Our work has taken us on a journey through the world of sentiment analysis, but was limited to polarity classification. There are however several possible directions for future work emerging from the implementation of this thesis.
This thesis is based on word polarity (positive and negative). This is converted to either +1 or -1, which is discrete polarity. From this point, there is
another question that has not been investigated and answered in this thesis: ‘does it make any difference whether we use discrete and continuous polarity?’ Continuous polarity refers to a range of polarity that could be a real number (e.g. - 2, -1, 0, 1, and 2) or a floating point number (e.g. 0.10, 0.15, and 0.20).
To answer this question, an unsupervised learning algorithm could be used, where the learning algorithm does not require labelled datasets as the input data. The most classic unsupervised learning method is clustering. Clustering is a set of algorithms that analyses groups of data based only on information found in the data that describes the objects and their relationships. The goal of clustering is to determine the intrinsic grouping in a set of data (Tan et al., 2014). Clustering is needed for setting a threshold. A threshold is a parameter in which the upper and lower limits for the machine learning to interpret the range of polarity as positive/negative/neutral. Since the range polarity is not predefined nor should be defined by a person, clustering could provide the grouping significance of each polarity.

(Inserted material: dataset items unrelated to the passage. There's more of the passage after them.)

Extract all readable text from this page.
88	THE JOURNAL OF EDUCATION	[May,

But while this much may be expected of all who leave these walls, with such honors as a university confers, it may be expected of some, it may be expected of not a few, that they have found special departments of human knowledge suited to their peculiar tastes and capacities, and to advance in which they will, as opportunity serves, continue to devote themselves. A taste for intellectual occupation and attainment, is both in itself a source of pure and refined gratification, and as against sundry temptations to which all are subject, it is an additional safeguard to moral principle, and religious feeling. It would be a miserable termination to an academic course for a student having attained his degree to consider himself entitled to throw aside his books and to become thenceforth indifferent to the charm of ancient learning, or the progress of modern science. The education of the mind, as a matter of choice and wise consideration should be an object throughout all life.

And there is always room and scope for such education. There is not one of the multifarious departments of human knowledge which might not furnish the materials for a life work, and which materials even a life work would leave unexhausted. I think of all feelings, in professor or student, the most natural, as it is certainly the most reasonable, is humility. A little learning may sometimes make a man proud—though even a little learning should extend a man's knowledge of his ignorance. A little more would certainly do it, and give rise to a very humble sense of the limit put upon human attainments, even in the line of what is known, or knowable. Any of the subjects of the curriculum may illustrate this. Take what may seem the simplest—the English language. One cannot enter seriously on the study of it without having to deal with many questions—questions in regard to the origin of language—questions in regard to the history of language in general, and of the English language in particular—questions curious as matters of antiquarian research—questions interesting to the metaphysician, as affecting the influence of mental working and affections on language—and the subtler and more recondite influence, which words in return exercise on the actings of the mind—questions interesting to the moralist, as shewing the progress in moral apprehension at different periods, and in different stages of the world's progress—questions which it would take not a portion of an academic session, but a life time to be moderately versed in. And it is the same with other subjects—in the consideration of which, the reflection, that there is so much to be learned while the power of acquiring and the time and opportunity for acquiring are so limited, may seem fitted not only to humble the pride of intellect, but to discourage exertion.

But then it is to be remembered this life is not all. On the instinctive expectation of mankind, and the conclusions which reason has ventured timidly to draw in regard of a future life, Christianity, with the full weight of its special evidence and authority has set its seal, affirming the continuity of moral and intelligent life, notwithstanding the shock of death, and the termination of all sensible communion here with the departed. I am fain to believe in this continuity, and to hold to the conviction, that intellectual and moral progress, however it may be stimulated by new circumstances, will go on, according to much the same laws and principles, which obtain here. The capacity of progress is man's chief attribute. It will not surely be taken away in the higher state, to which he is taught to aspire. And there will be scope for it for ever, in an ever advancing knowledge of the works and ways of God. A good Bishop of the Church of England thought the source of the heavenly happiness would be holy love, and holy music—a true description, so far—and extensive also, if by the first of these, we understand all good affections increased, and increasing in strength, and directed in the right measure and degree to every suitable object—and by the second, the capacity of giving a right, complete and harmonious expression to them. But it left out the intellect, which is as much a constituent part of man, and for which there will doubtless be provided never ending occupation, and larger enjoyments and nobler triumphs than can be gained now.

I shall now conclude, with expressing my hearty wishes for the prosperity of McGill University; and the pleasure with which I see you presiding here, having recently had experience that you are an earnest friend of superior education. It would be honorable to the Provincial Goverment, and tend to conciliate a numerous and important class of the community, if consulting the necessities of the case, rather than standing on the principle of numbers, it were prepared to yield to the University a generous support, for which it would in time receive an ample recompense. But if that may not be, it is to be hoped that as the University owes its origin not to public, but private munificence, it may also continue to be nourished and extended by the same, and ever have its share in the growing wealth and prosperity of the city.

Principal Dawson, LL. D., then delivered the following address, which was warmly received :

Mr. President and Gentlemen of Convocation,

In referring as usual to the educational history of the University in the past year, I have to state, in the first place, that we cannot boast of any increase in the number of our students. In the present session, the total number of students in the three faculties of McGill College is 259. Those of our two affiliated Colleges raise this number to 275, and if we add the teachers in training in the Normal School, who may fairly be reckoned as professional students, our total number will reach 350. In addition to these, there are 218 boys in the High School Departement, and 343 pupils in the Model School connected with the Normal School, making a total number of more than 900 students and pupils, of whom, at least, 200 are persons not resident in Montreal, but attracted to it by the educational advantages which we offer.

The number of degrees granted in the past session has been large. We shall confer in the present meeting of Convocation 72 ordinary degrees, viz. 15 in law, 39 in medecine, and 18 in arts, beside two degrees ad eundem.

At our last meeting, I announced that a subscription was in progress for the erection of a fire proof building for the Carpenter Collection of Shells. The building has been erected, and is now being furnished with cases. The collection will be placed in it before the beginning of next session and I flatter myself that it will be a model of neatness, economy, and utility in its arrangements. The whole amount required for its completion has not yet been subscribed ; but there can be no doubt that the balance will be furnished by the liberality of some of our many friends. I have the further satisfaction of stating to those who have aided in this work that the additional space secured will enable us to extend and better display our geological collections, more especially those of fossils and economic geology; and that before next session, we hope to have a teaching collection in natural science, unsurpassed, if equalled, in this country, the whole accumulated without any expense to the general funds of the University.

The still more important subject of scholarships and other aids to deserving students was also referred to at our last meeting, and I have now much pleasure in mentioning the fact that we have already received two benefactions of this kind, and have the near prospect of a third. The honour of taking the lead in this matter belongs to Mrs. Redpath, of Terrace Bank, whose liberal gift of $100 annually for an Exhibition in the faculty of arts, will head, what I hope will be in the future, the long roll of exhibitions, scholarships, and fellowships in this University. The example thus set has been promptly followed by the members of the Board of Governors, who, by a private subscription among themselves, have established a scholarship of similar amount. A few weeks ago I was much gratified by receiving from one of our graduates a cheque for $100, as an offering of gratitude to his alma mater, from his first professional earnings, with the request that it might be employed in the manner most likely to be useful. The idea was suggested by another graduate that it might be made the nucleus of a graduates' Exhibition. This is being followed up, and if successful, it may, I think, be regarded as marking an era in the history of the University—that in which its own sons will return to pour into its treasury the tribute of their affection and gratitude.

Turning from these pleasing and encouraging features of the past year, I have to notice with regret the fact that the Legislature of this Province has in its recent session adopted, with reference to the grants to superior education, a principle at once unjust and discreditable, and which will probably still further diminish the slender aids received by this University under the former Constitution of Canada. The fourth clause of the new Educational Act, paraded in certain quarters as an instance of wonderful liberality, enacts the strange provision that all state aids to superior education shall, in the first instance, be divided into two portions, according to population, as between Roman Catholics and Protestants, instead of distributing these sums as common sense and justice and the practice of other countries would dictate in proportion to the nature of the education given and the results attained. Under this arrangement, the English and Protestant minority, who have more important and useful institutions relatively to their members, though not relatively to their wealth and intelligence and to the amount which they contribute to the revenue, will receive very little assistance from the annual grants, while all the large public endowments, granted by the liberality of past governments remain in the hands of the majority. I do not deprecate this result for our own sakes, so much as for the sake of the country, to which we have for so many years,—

For example, a given range of polarity of 0 to 1, in which 0 is negative and 1 is positive. As the probability of value could be either 0 or 1, it is reasonable to put 0 to 0.49 as negative and 0.5 to 1 as positive. Nevertheless, this threshold setting does not reflect the nature of the data. Clustering, however, can group the data into clusters of range polarities and draw a threshold around the group. This could bring a negative threshold to < 0.3 and positive > 0.3 or negative < 0.7 and positive > 0.7 according to the clustering of the given dataset. The idea of clustering has been used by Maas et al. (2011)64 to assign labels to datasets for use to classify movie reviews. The idea is that a review that has a score which is less than or equal to 4 out of 10 is negative. On the other hand, a positive review has a score which is greater than or equal to 7 out of 10 while the rest are not included in the dataset. After gathering this dataset with binary polarity, the rest of the process is conducted using a support vector machine to classify the final output.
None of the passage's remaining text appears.